I don’t know if you’ve ever heard that old phrase about an infinite number of monkeys at typewriters. According to Wikipedia, it’s like this:
The infinite monkey theorem states that a monkey hitting keys at random on a typewriter keyboard for an infinite amount of time will almost surely type a given text, such as the complete works of William Shakespeare.
I got to talking with a colleague at work awhile back about the topic as a tangent to a discussion about the BOINC project, and we decided to somewhat test that saying. Now, Wikipedia has an excellent breakdown of the mathematics as to why this is incredibly implausible, but we’re just left of crazy, so we decided to try anyway.
We made a few assumptions about our monkeys:
1. They would not be graded on punctuation; in fact, we “removed” their ability to do any of it, including spaces. We also confined them to Caps Lock. I mean, we’re already working against the laws of mathematics, so why make it more difficult on ourselves and our virtual monkeys…

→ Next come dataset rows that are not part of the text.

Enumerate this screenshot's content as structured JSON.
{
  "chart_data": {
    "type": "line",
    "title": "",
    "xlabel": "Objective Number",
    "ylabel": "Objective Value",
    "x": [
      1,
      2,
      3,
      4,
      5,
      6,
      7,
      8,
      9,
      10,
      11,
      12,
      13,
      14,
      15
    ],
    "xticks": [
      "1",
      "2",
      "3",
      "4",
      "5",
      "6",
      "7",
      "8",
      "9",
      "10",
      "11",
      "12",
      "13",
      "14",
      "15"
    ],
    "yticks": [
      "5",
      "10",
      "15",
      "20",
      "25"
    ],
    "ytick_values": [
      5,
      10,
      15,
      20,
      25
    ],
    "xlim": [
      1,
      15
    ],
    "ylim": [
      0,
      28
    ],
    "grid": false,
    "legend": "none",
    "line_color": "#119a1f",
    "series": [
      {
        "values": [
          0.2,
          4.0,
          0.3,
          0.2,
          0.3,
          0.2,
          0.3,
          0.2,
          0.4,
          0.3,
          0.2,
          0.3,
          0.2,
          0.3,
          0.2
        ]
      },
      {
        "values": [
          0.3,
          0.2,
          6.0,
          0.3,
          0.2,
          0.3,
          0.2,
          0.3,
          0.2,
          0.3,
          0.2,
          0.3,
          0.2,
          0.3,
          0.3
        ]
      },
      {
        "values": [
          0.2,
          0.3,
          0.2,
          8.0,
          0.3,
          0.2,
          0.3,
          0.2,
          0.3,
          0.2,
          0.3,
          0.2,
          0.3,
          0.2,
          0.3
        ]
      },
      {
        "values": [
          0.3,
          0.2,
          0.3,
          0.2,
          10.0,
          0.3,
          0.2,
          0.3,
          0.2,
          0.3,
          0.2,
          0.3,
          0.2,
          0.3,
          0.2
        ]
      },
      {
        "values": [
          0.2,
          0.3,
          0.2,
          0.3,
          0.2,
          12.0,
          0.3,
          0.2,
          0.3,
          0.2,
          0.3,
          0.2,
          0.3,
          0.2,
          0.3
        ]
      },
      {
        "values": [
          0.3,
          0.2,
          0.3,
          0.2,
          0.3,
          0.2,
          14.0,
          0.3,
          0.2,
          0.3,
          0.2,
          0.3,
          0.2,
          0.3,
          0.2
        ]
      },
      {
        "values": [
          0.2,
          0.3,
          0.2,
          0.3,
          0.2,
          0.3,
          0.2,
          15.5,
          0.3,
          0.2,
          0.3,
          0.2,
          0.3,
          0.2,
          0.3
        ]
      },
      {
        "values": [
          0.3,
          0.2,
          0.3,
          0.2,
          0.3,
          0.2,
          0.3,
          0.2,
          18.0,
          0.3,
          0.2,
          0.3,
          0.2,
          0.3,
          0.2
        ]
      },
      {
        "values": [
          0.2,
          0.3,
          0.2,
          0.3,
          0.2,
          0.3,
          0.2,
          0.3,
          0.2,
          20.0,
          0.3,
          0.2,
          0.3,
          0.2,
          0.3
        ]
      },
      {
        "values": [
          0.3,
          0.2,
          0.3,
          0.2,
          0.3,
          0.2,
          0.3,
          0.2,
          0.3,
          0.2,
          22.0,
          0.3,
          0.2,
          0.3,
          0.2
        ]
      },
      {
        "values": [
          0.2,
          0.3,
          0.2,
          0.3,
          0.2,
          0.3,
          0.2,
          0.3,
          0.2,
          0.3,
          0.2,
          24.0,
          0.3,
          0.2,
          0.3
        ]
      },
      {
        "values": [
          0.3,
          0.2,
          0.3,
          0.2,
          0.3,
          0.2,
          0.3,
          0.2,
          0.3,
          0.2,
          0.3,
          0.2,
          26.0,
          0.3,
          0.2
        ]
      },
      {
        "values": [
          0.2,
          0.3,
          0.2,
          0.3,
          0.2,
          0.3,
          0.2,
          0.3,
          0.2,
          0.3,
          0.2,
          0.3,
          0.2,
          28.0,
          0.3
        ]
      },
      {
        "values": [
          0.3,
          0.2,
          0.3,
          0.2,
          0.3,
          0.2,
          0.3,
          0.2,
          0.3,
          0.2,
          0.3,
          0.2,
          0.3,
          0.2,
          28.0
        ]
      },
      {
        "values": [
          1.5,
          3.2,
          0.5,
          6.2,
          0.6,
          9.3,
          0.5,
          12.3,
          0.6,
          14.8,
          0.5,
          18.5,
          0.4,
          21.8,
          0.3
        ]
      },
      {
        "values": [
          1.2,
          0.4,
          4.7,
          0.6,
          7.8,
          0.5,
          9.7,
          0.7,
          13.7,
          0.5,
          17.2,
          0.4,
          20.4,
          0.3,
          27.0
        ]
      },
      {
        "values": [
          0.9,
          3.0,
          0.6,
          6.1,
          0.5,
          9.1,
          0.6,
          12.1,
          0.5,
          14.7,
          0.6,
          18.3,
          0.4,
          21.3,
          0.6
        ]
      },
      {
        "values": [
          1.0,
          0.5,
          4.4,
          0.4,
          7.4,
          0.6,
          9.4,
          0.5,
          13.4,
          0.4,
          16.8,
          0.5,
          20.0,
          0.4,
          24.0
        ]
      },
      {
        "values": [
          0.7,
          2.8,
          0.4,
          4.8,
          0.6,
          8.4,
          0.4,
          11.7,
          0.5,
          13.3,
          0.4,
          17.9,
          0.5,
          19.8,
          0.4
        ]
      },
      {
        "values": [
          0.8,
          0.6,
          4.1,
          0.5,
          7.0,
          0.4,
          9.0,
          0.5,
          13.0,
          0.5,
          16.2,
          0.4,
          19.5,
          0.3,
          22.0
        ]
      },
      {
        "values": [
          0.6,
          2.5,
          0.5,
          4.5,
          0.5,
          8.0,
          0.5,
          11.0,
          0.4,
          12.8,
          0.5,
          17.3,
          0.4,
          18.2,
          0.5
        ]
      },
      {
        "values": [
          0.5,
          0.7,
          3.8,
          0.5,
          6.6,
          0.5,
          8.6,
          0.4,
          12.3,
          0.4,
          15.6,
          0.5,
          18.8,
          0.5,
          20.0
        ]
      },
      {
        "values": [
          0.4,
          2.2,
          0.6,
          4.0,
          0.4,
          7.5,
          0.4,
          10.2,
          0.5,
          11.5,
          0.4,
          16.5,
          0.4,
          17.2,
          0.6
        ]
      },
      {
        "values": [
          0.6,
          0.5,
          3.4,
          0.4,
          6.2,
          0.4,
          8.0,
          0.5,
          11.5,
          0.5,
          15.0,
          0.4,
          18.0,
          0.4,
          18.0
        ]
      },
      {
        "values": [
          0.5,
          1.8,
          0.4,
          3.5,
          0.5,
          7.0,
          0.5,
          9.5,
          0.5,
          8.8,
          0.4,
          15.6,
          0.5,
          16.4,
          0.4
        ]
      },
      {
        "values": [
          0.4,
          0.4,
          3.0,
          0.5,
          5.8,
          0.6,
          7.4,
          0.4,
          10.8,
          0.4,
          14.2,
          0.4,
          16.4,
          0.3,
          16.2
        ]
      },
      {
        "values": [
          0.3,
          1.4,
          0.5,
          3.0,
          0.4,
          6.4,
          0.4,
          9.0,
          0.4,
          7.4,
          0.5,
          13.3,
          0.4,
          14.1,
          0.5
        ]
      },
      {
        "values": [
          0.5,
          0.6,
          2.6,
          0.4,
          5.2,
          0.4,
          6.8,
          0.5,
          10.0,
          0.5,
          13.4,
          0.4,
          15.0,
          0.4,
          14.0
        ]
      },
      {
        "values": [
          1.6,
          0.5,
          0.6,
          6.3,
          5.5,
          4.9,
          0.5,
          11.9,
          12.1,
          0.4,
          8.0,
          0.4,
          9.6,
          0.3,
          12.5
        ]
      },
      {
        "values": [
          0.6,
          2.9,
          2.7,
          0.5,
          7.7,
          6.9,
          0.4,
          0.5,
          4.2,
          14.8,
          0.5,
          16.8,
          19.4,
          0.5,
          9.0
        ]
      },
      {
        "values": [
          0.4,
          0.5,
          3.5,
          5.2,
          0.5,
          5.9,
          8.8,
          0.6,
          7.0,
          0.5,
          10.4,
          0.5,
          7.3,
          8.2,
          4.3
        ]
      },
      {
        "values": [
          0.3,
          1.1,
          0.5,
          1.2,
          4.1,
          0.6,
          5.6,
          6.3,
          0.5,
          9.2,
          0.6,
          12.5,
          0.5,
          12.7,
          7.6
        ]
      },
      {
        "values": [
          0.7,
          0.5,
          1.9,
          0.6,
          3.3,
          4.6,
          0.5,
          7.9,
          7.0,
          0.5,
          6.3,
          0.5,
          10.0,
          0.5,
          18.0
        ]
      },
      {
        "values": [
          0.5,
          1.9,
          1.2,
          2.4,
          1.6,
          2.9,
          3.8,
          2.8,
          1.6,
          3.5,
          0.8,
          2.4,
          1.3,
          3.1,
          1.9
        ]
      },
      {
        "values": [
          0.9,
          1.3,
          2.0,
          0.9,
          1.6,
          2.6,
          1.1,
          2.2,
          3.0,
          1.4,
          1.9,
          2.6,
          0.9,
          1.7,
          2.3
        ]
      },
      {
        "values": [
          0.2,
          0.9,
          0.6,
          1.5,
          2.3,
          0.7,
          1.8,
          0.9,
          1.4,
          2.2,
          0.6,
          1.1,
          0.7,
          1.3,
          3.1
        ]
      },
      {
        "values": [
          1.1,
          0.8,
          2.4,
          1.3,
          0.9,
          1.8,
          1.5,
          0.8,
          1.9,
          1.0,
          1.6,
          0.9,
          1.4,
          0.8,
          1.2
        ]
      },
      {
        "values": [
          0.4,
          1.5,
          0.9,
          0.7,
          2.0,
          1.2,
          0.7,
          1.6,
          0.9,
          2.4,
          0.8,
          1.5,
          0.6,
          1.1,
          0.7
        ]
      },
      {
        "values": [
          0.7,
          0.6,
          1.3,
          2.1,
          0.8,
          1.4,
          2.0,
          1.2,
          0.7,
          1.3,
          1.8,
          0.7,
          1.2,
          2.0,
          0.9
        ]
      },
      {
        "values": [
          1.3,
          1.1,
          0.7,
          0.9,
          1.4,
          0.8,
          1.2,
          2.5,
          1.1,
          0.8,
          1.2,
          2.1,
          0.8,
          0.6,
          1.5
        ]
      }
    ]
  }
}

2. They would only be required to get the first line of dialog from Hamlet, which is “Who’s there?”; again, just trying to lessen their workload.
So, all in all the virtual monkeys would only be required to generate “WHOSTHERE” in order for me to consider this test successful. So my colleague wrote up a quick multi-threaded C# program that generated enough random numbers between 1 and 26 to satisfy the length of the input string, then turned each of those numbers into a letter based on what number it was. Those letters were then combined back into a text string then compared to the orignal input to see if there was a match.
Here it is running:

I ran this program on a 3.06GHz quad-core machine over a few days and a weekend, producing over 5 billion random generations. Not one of them was WHOSTHERE.
Most people would say that’s not long enough, with the wrong approach, and not the right level of computational power. To them I say: “Screw Shakespeare and his monkeys… It’ll never happen.”
As a side note, Wikipedia has this to say about a test done with real monkeys:
Not only did the monkeys produce nothing but five pages consisting largely of the letter S, the lead male began by bashing the keyboard with a stone, and the monkeys continued by urinating and defecating on it.